Derrick Key Lament
Derrick Key had been on the Gulf of Mexico's horizon, seen from the Shell Mound of the Lower Suwannee NWR. Its silhouette to the southwest was as lovely a focal point as we could want.
It's demise was foretold, but we hadn't anticipated the speed. Hurricane Hermine took it. The Derrick Key Channel, although it has moved itself, still flows through the constriction on the dozen mile route between the Suwannee River and the Cedar Keys. The channel markers remain.
Our next door neighbor, a thirty year old fourth generation oysterman, recently saw "the Derricks" exposed during a lower low tide, pushed out further by a cold front's northerlies. Old Derrick now is just more of the labyrinth of sand and oyster bars along this coast.
Since the end of the last major glaciation, about 14,000 years ago, sea level rose in the Gulf consistently for the first 7000 years. Then the rate of increase slowed by half for 5000 years until the industrial revolution. Now the rise is not just regional with local zig zags in the trend, it's all-at-once world wide, at rates multiples more than warming periods after the Pleistocene.
Professor Ken Sassaman tested soot on "check-marked" pieces of pottery ("sherds") from Derrick. The sherds were 1300 years old, from a time of low sea level, down as much as a foot and a half between AD 200 and AD 650. Ken wrote, "Derrick shows us in real time how landforms get swallowed by tidal water and reconfigured by tidal erosion."
From 1845, a dozen or so steamboats from 70 feet to 160 feet, 30 to 150 tons, drawing four feet or five, six at most, worked the Suwannee to the Gulf, and south to Cedar Key. The steamboats carried mail, freight, and passengers, stopping at McClamory Key for their boilers' water, three quarters of a mile east of Derrick.
In 1851 a Levy County coastal map labeled "Derricks Key." By 1854 it was named "Derrick Key," and, by 1861, the USGS chart showed islets within Derrick Key.
March 1st, 1861, the first train of the first cross-Florida railroad came to Cedar Key from the Atlantic Coast. Suwannee River traffic connected by steamboat to the railroad. April 12th the Civil War began.

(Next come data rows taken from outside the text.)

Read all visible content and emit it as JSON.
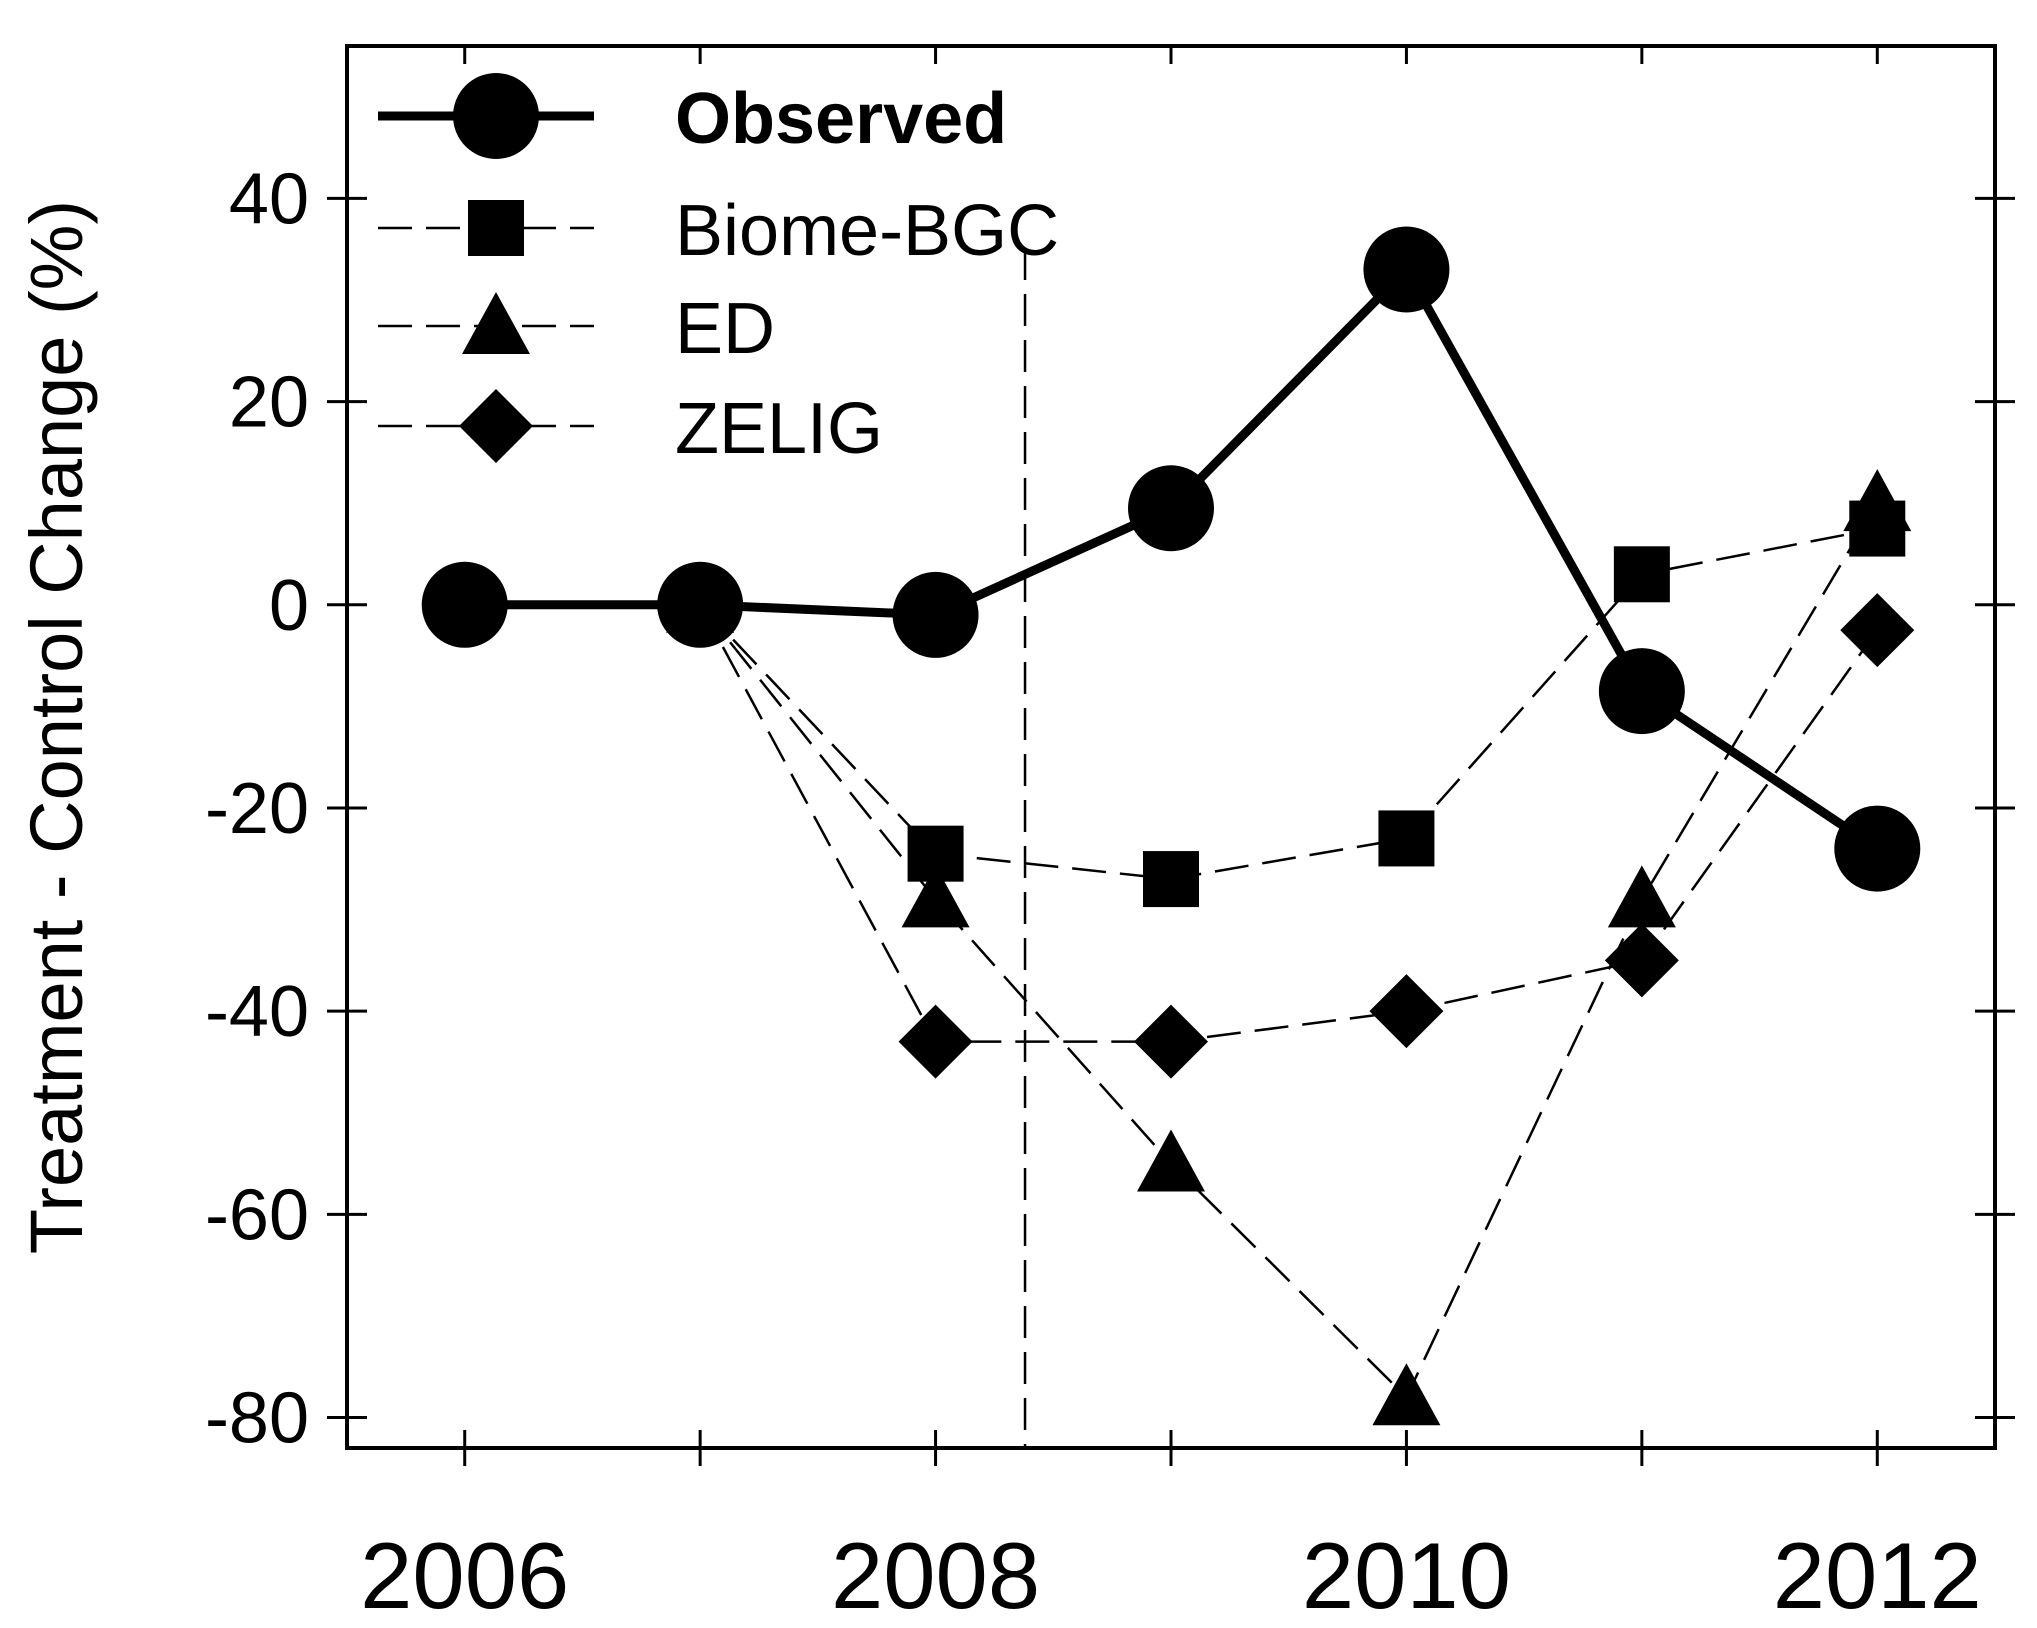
{
  "chart_data": {
    "type": "line",
    "title": "",
    "xlabel": "",
    "ylabel": "Treatment - Control Change (%)",
    "xlim": [
      2005.5,
      2012.5
    ],
    "ylim": [
      -83,
      55
    ],
    "x_ticks": [
      2006,
      2007,
      2008,
      2009,
      2010,
      2011,
      2012
    ],
    "x_tick_labels": [
      "2006",
      "",
      "2008",
      "",
      "2010",
      "",
      "2012"
    ],
    "y_ticks": [
      -80,
      -60,
      -40,
      -20,
      0,
      20,
      40
    ],
    "y_tick_labels": [
      "-80",
      "-60",
      "-40",
      "-20",
      "0",
      "20",
      "40"
    ],
    "grid": false,
    "legend_position": "top-left",
    "reference_line_x": 2008.38,
    "series": [
      {
        "name": "Observed",
        "marker": "circle",
        "line": "solid-thick",
        "x": [
          2006,
          2007,
          2008,
          2009,
          2010,
          2011,
          2012
        ],
        "values": [
          0,
          0,
          -1,
          9.5,
          33,
          -8.5,
          -24
        ]
      },
      {
        "name": "Biome-BGC",
        "marker": "square",
        "line": "dashed",
        "x": [
          2007,
          2008,
          2009,
          2010,
          2011,
          2012
        ],
        "values": [
          0,
          -24.5,
          -27,
          -23,
          3,
          7.5
        ]
      },
      {
        "name": "ED",
        "marker": "triangle",
        "line": "dashed",
        "x": [
          2007,
          2008,
          2009,
          2010,
          2011,
          2012
        ],
        "values": [
          0,
          -29,
          -55,
          -78,
          -29,
          10
        ]
      },
      {
        "name": "ZELIG",
        "marker": "diamond",
        "line": "dashed",
        "x": [
          2007,
          2008,
          2009,
          2010,
          2011,
          2012
        ],
        "values": [
          0,
          -43,
          -43,
          -40,
          -35,
          -2.5
        ]
      }
    ]
  }
}
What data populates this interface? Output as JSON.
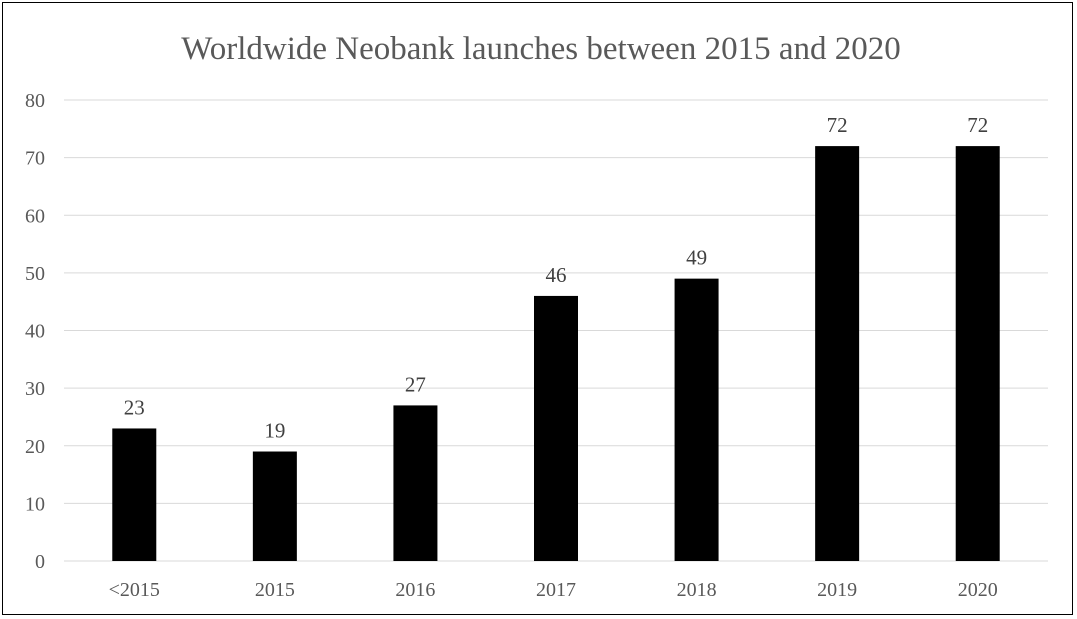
{
  "chart_data": {
    "type": "bar",
    "title": "Worldwide Neobank launches between 2015 and 2020",
    "xlabel": "",
    "ylabel": "",
    "categories": [
      "<2015",
      "2015",
      "2016",
      "2017",
      "2018",
      "2019",
      "2020"
    ],
    "values": [
      23,
      19,
      27,
      46,
      49,
      72,
      72
    ],
    "ylim": [
      0,
      80
    ],
    "yticks": [
      0,
      10,
      20,
      30,
      40,
      50,
      60,
      70,
      80
    ],
    "grid": true,
    "legend": "none",
    "bar_color": "#000000",
    "data_labels": true
  }
}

Throughout the War, the North's boats blockaded Cedar Key, including the Suwannee. We can only imagine Derrick Key's role on the tidal channel squeezing traffic at the bottle-neck between the dark Suwannee and the salty Cedar Keys. Both sides intermittently used the railroad's tracks.

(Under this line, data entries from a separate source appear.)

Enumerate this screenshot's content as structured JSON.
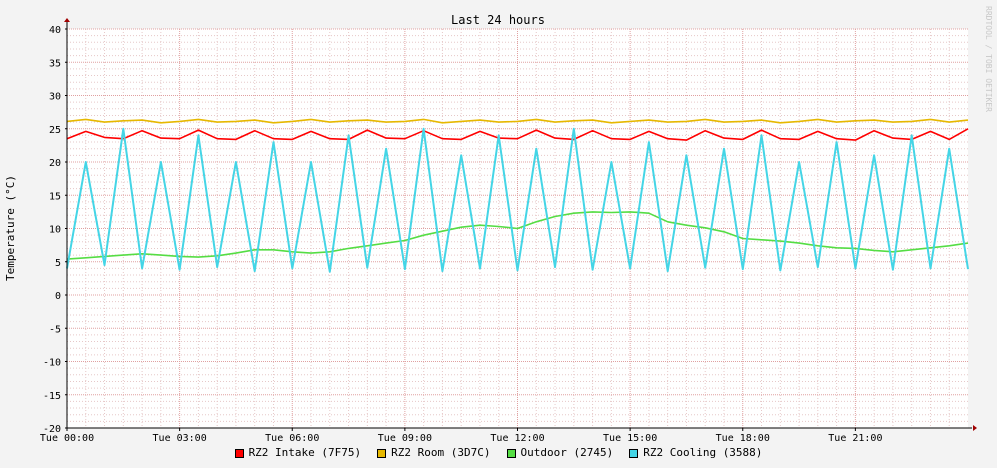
{
  "watermark": "RRDTOOL / TOBI OETIKER",
  "chart_data": {
    "type": "line",
    "title": "Last 24 hours",
    "xlabel": "",
    "ylabel": "Temperature (°C)",
    "ylim": [
      -20,
      40
    ],
    "yticks": [
      40,
      35,
      30,
      25,
      20,
      15,
      10,
      5,
      0,
      -5,
      -10,
      -15,
      -20
    ],
    "xlim": [
      0,
      24
    ],
    "xticks": [
      {
        "hour": 0,
        "label": "Tue 00:00"
      },
      {
        "hour": 3,
        "label": "Tue 03:00"
      },
      {
        "hour": 6,
        "label": "Tue 06:00"
      },
      {
        "hour": 9,
        "label": "Tue 09:00"
      },
      {
        "hour": 12,
        "label": "Tue 12:00"
      },
      {
        "hour": 15,
        "label": "Tue 15:00"
      },
      {
        "hour": 18,
        "label": "Tue 18:00"
      },
      {
        "hour": 21,
        "label": "Tue 21:00"
      }
    ],
    "grid": true,
    "legend_position": "bottom",
    "x": [
      0,
      0.5,
      1,
      1.5,
      2,
      2.5,
      3,
      3.5,
      4,
      4.5,
      5,
      5.5,
      6,
      6.5,
      7,
      7.5,
      8,
      8.5,
      9,
      9.5,
      10,
      10.5,
      11,
      11.5,
      12,
      12.5,
      13,
      13.5,
      14,
      14.5,
      15,
      15.5,
      16,
      16.5,
      17,
      17.5,
      18,
      18.5,
      19,
      19.5,
      20,
      20.5,
      21,
      21.5,
      22,
      22.5,
      23,
      23.5,
      24
    ],
    "series": [
      {
        "name": "RZ2 Intake (7F75)",
        "color": "#ff0000",
        "values": [
          23.5,
          24.6,
          23.7,
          23.5,
          24.7,
          23.6,
          23.5,
          24.8,
          23.5,
          23.4,
          24.7,
          23.5,
          23.4,
          24.6,
          23.5,
          23.4,
          24.8,
          23.6,
          23.5,
          24.7,
          23.5,
          23.4,
          24.6,
          23.6,
          23.5,
          24.8,
          23.6,
          23.4,
          24.7,
          23.5,
          23.4,
          24.6,
          23.5,
          23.3,
          24.7,
          23.6,
          23.4,
          24.8,
          23.5,
          23.4,
          24.6,
          23.5,
          23.3,
          24.7,
          23.6,
          23.4,
          24.6,
          23.4,
          25.0
        ]
      },
      {
        "name": "RZ2 Room (3D7C)",
        "color": "#e6b800",
        "values": [
          26.1,
          26.4,
          26.0,
          26.2,
          26.3,
          25.9,
          26.1,
          26.4,
          26.0,
          26.1,
          26.3,
          25.9,
          26.1,
          26.4,
          26.0,
          26.2,
          26.3,
          26.0,
          26.1,
          26.4,
          25.9,
          26.1,
          26.3,
          26.0,
          26.1,
          26.4,
          26.0,
          26.2,
          26.3,
          25.9,
          26.1,
          26.3,
          26.0,
          26.1,
          26.4,
          26.0,
          26.1,
          26.3,
          25.9,
          26.1,
          26.4,
          26.0,
          26.2,
          26.3,
          26.0,
          26.1,
          26.4,
          26.0,
          26.3
        ]
      },
      {
        "name": "Outdoor (2745)",
        "color": "#55dd44",
        "values": [
          5.4,
          5.6,
          5.8,
          6.0,
          6.2,
          6.0,
          5.8,
          5.7,
          5.9,
          6.3,
          6.8,
          6.8,
          6.5,
          6.3,
          6.5,
          7.0,
          7.4,
          7.8,
          8.2,
          9.0,
          9.6,
          10.2,
          10.5,
          10.3,
          10.0,
          11.0,
          11.8,
          12.3,
          12.5,
          12.4,
          12.5,
          12.3,
          11.0,
          10.5,
          10.1,
          9.5,
          8.5,
          8.3,
          8.1,
          7.8,
          7.4,
          7.1,
          7.0,
          6.7,
          6.5,
          6.8,
          7.1,
          7.4,
          7.8
        ]
      },
      {
        "name": "RZ2 Cooling (3588)",
        "color": "#44d5e6",
        "values": [
          4.0,
          20.0,
          4.5,
          25.0,
          4.0,
          20.0,
          3.8,
          24.0,
          4.2,
          20.0,
          3.6,
          23.0,
          4.0,
          20.0,
          3.5,
          24.0,
          4.1,
          22.0,
          3.9,
          25.0,
          3.6,
          21.0,
          4.0,
          24.0,
          3.7,
          22.0,
          4.2,
          25.0,
          3.8,
          20.0,
          4.0,
          23.0,
          3.6,
          21.0,
          4.1,
          22.0,
          3.9,
          24.0,
          3.7,
          20.0,
          4.2,
          23.0,
          4.0,
          21.0,
          3.8,
          24.0,
          4.0,
          22.0,
          3.9
        ]
      }
    ]
  }
}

Lloyd Collins, 76, and Herman Wells, 79, are active Cedar Key watermen. They've dug quahog clams, netted mullet, trapped crabs, caught turtles, gathered oysters, farmed clams and guided sport fishermen inshore and offshore.
Talking in his wood shop, Herman gestured along its length, "We built the boats 24 feet, and my wife helped me turn the hulls over." He built one for Lloyd in Lloyd's yard.

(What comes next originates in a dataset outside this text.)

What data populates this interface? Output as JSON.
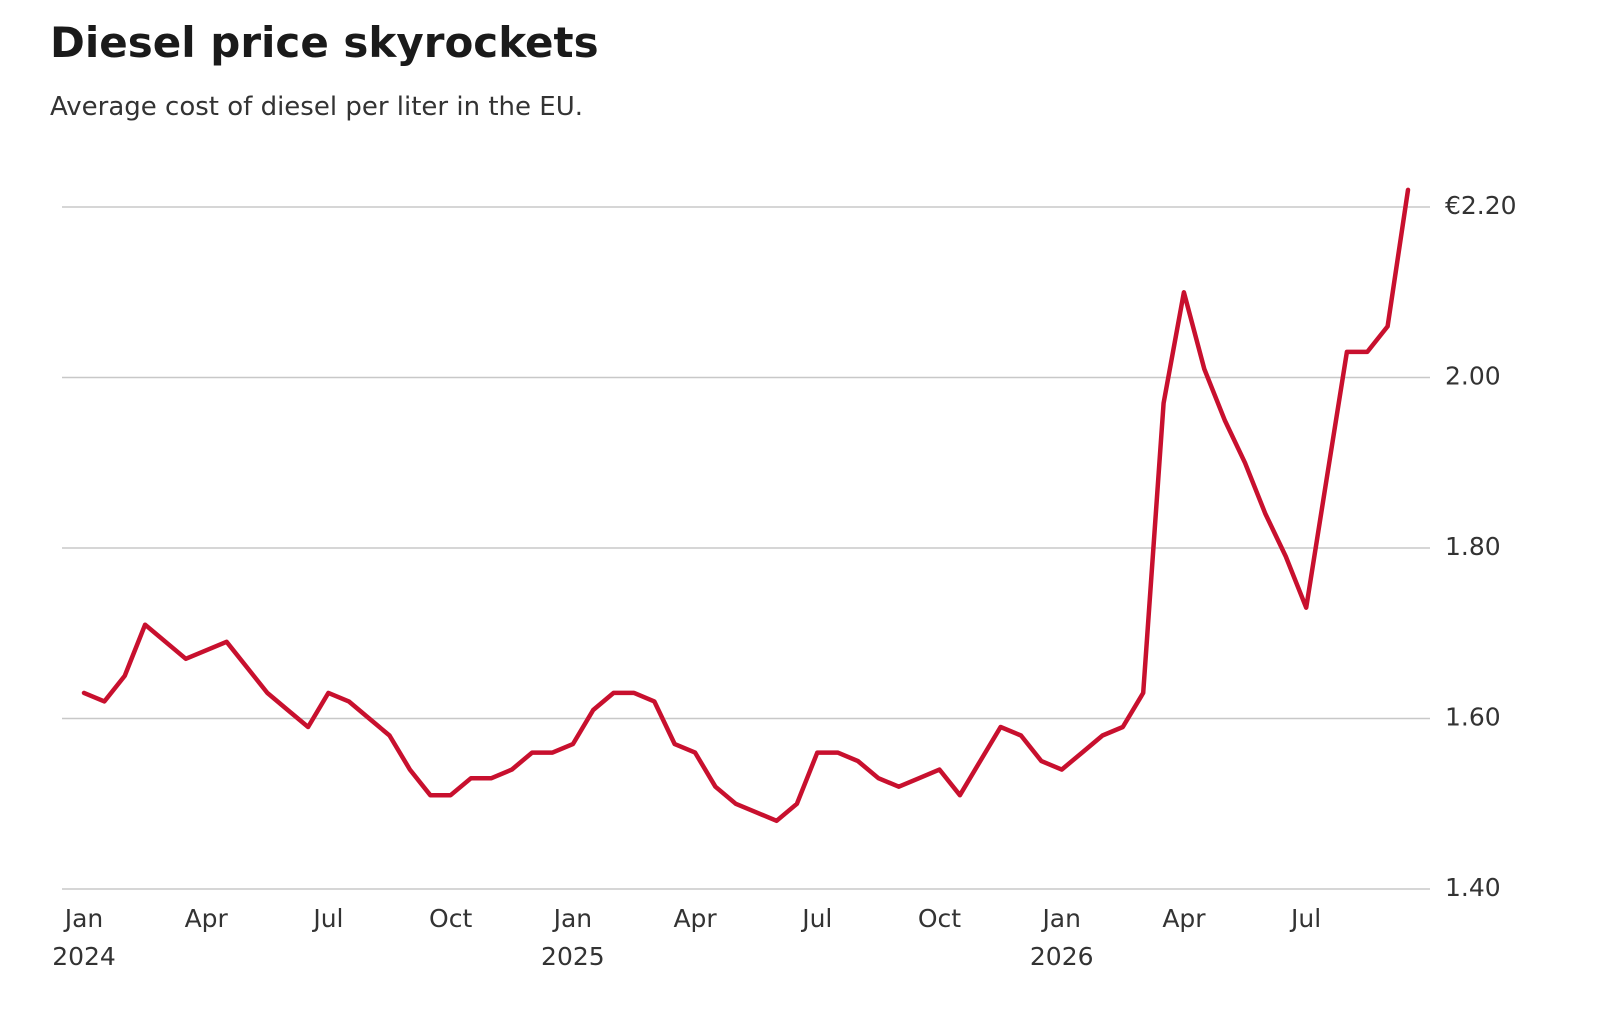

About 1950, each went to Derrick Key with their dads. The Key had mangroves and oaks - one of which later had a tire swing - and at least two tall palms. Herman brought his young daughter crabbing, and Lloyd stopped there when fishing with his kids.
They remember and respect, still, a crabber, "Mister Bill" Hathcox. Herman said, "he had a small shack... to eat his lunch or get out of the rain. Those little conchs (Crown Conch Melongena corona) ate the bait in Mister Bill's traps and the crabs, too. He threw thousands ashore." Both recall, "The stink was terrible."
Lloyd jovially told of lima beans from a pot his mother had. In the 1950s, Mister Bill brought two men with a map out to Derrick Key, looking for a box. After their second visit a few days later, Mister Bill found the empty box and a big "bean pot."
In 2012, sailing canoe Bufflehead and I sailed around a couple clumps of dead mangroves, and through the gap in the Key's living ones. Karen and I sailed Bufflehead around it, too, and were beguiled by the Cormorants and Brown Pelicans roosting, jammed into the mangroves. The sandy bar that had stretched a couple hundred yards to the northeast often had scores of White and Brown Pelicans, hundreds of Black Skimmers, and more Gulf shorebirds than I could count or differentiate.
Since 2016, the view from the Shell Mound has had a void. That silhouette at sunset, bright green in the morning, is gone. I remember an anguished line of movie dialog, "But, that was a priceless Steinway!"
Inspector Clouseau deadpanned back, "Not anymore."
It's another of life's 'it won't come back' facts. Derrick Key was washed away before Clam Girl was launched in 2018. We'll not forget Derrick when we sail over its vestigial bar.